As Bloomberg reported, many crypto hedge funds operating in the UAE had invested all their client money on FTX, giving them a hard time pulling funds out of the exchange. As a result, UAE officials expressed concerns over the pace of some approvals – that failed to identify meltdowns of FTX and Three Arrows Capital.
The collapse of the cryptocurrency exchange FTX continues to be felt worldwide, including in the UAE. Since last year, the country has opened its doors to the crypto industry’s largest players welcoming firms shunned elsewhere worldwide.

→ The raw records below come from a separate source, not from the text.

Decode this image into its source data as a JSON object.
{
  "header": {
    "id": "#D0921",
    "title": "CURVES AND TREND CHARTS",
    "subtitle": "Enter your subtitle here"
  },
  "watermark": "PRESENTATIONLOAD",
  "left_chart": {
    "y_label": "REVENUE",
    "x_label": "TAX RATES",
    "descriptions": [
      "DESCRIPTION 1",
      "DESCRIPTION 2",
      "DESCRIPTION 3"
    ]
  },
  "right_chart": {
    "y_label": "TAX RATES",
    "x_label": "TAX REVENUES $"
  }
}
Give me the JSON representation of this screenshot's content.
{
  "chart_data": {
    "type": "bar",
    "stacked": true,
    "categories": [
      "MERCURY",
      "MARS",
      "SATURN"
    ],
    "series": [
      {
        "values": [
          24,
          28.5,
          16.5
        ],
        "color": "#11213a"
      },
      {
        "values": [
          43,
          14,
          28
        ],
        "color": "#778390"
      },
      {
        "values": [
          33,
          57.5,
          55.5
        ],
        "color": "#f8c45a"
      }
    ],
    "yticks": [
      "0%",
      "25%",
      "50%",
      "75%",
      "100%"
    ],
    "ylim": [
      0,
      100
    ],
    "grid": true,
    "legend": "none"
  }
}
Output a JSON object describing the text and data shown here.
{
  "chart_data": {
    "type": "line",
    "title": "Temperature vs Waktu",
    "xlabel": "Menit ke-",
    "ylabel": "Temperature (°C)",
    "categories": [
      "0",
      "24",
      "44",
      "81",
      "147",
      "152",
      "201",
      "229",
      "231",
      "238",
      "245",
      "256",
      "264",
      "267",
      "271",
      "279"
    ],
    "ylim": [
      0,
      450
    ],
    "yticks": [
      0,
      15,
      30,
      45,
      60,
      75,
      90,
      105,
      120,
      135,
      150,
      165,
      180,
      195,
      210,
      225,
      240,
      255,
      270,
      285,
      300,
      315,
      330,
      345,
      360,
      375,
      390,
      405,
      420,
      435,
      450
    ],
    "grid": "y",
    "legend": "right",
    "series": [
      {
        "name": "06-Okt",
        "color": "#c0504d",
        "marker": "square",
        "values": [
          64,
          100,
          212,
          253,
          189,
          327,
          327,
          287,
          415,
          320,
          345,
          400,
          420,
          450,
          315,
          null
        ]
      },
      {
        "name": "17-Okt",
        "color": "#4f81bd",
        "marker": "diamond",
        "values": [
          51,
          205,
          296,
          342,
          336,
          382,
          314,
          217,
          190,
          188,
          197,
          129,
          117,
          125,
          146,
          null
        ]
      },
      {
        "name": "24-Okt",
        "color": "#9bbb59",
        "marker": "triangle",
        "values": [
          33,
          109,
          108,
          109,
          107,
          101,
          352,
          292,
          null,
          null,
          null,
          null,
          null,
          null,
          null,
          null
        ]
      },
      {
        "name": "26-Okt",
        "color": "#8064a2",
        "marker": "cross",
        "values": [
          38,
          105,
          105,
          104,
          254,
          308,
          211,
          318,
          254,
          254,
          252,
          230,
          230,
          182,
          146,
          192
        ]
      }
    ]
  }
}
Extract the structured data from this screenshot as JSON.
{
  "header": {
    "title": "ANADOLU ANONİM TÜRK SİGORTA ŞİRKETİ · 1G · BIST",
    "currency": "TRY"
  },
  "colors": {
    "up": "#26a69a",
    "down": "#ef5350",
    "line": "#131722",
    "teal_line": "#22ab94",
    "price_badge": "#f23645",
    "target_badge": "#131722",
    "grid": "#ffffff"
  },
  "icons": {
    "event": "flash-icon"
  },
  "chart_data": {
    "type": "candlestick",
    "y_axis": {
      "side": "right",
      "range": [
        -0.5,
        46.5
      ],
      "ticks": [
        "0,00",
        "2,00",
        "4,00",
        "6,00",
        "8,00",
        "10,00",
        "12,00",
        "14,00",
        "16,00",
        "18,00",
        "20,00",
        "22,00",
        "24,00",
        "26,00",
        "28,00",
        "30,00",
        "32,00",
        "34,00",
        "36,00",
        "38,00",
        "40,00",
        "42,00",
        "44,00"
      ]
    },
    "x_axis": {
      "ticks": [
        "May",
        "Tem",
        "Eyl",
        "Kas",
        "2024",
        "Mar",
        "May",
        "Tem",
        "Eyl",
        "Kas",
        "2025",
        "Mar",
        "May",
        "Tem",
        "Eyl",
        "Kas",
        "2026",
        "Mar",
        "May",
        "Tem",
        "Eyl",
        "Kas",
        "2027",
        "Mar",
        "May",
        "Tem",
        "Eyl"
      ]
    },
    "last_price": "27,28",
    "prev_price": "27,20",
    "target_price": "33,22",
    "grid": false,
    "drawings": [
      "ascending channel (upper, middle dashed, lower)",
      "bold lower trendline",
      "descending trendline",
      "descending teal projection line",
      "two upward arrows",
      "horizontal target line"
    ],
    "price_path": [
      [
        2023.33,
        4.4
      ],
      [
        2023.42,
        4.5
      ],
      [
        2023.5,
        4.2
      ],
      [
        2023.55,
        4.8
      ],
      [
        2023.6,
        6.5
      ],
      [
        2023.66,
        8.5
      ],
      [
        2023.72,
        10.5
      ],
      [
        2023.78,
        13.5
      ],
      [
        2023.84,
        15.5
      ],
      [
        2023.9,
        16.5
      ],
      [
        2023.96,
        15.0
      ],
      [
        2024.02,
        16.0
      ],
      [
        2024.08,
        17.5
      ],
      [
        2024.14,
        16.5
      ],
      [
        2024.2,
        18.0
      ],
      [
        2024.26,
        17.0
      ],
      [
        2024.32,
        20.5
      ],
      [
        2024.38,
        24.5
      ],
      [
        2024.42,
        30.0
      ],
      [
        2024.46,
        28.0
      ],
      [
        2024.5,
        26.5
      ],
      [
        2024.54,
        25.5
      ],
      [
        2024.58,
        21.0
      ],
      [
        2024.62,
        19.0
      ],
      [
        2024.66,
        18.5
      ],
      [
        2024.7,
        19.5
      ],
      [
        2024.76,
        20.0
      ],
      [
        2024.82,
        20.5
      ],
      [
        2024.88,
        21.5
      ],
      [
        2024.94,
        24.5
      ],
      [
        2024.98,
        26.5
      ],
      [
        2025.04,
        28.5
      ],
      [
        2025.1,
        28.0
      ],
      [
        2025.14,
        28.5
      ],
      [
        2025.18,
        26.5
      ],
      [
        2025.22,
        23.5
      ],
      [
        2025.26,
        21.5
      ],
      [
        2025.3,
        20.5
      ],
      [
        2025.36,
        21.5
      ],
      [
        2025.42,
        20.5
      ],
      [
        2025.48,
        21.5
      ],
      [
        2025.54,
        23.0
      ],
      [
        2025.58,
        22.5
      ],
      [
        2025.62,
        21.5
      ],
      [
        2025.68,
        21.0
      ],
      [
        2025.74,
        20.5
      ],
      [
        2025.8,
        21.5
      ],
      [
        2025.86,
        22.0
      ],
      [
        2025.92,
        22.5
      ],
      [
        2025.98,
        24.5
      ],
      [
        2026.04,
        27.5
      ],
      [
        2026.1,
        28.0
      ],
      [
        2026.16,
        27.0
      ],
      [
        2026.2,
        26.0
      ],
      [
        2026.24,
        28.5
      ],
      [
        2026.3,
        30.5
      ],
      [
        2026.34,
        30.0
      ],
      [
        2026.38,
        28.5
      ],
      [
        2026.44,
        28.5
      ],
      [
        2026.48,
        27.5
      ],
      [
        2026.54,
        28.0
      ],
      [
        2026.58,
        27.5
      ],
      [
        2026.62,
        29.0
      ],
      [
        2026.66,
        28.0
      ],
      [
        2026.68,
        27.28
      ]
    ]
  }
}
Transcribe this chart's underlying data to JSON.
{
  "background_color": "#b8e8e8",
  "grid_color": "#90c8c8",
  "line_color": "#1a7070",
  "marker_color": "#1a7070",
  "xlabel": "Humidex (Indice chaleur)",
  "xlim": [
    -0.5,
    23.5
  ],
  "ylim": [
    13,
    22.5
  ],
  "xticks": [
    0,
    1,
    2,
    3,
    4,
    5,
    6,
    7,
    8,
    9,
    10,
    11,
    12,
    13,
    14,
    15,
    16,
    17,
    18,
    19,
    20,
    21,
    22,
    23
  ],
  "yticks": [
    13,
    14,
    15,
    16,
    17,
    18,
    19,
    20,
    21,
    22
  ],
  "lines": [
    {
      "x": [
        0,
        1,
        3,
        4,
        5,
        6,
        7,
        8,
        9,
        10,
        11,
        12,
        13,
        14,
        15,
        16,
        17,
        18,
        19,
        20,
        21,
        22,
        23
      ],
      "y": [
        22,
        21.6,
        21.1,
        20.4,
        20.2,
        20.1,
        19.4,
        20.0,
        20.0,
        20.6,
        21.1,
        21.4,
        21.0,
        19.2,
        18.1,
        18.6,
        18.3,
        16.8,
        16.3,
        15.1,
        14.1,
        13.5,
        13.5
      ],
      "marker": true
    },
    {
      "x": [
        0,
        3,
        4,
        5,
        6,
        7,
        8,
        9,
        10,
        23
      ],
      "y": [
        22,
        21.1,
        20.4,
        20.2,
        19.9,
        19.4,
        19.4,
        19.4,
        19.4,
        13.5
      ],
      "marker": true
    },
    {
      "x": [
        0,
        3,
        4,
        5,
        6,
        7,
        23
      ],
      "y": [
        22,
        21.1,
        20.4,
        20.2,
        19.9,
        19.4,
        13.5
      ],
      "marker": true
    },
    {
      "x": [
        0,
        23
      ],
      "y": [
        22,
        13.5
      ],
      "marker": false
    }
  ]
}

That approach is under greater scrutiny after the sound crashes of the crypto hedge fund Three Arrows Capital and the FTX exchange, both of which obtained initial licenses from Dubai’s Virtual Assets Regulatory Authority (VARA).
As Bloomberg News reported on Nov. 27, many in that country have begun to reassess their moves into the industry, such as Hazem Shish, a former Barclays banker who recently launched a crypto hedge fund in Abu Dhabi.
Sources told Bloomberg that many crypto hedge funds that recently began operating in the UAE had invested all their client money on FTX, leading them to scramble to pull out of the exchange before withdrawals were halted to prevent their downfall.
Lately, UAE officials have privately expressed concerns over the pace of some approvals – that they may have proceeded too quickly and failed to identify those meltdowns, Bloomberg sources said.
FTX’s collapse is now calling more attention to its rival Binance, whose share of global crypto trading volumes has increased to almost 50%, according to data from CryptoCompare. Binance’s CEO, Changpeng “CZ” Zhao, made Dubai his home last year, and he has referred to the emirate as one of the exchange’s headquarters.
However, despite the alert updates from the regulators, the UAE is still sticking to its conviction of becoming a hub for the crypto industry.
As reported earlier, the UAE was emerging as a leading Middle East crypto hub after already welcoming two of the largest financial centers in the Gulf region – the Abu Dhabi Global Market (ADGM) and the Dubai International Financial Center (DIFC).
Both free-trade zones enjoy liberal tax laws and dedicated commercial courts that function independently of the emirate and federal systems, with each emirate’s regulator – the Dubai Financial Services Authority (DFSA) and the Financial Services Regulatory Authority (FSRA) of the ADGM – charged with managing their respective financial services sectors.